Front Neurol. 2014 Jan 13;4:218. doi: 10.3389/fneur.2013.00218.


Background: Deep brain stimulation of the subthalamic nucleus, although highly effective for the treatment of motor impairment in Parkinson's disease (PD), can induce speech deterioration in a subgroup of patients. The aim of the current study was to survey (1) if there are distinctive stimulation effects on the different parameters of voice and speech and (2) if there is a special pattern of preexisting speech abnormalities indicating a risk for further worsening under stimulation.
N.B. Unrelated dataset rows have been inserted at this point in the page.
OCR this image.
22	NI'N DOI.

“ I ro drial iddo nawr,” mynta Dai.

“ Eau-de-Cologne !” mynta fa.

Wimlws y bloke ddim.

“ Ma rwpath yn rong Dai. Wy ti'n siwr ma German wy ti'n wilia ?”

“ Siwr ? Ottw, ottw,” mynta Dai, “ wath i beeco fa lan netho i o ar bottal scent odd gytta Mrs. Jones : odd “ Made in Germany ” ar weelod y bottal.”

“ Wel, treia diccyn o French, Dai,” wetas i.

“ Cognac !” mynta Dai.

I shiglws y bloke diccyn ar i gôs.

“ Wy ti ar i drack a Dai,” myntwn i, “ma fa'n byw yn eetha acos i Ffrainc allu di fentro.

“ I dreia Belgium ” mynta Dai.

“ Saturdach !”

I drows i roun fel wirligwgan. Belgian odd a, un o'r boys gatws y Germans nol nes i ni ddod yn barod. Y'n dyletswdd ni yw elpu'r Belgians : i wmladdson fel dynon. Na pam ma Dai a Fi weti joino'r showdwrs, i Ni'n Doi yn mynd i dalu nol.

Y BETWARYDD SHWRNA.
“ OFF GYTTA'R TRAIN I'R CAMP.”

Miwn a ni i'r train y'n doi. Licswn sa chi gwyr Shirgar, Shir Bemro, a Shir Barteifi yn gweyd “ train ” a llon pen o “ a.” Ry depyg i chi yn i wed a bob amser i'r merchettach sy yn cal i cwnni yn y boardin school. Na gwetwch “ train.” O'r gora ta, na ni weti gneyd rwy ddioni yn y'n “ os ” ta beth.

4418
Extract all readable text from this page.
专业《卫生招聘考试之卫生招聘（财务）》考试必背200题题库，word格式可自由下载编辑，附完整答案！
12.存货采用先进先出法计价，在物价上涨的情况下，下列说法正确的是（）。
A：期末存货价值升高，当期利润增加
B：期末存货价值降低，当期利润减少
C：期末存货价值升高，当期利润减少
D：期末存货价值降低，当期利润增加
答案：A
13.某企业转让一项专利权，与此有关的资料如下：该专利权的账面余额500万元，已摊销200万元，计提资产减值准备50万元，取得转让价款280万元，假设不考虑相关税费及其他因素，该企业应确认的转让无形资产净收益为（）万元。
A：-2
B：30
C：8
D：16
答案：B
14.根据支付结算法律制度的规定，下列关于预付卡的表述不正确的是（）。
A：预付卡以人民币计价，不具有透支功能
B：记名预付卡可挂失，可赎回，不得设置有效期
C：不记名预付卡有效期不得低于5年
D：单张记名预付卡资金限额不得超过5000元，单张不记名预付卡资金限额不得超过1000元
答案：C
Methods: N = 38 patients with PD had to perform a speech test without medication with stimulation ON (StimON) and stimulation OFF (StimOFF). Speech samples were analyzed: (1) according to a four-dimensional perceptual speech score and (2) by acoustic analysis to obtain quantifiable measures of distinctive speech parameters.

Results: Quality of voice was ameliorated with StimON, and there were trends of increased loudness and better pitch variability. N = 8 patients featured a deterioration of speech with StimON, caused by worsening of articulation or/and fluency. These patients already had more severe overall speech impairment with characteristic features of articulatory slurring and articulatory acceleration under StimOFF condition.

Conclusion: The influence of subthalamic StimON Parkinsonian speech differs considerably between individual patients, however, there is a trend to amelioration of voice quality and prosody. Patients with stimulation-associated speech deterioration featured higher overall speech impairment and showed a distinctive pattern of articulatory abnormalities at baseline. Further investigations to confirm these preliminary findings are necessary to allow neurologists to pre-surgically estimate the individual risk of deterioration of speech under stimulation.

Keywords: Parkinson’s disease; acoustic speech analysis; deep brain stimulation of the subthalamic nucleus; dysarthria; perceptual analysis of speech; quality of voice; speech impairment.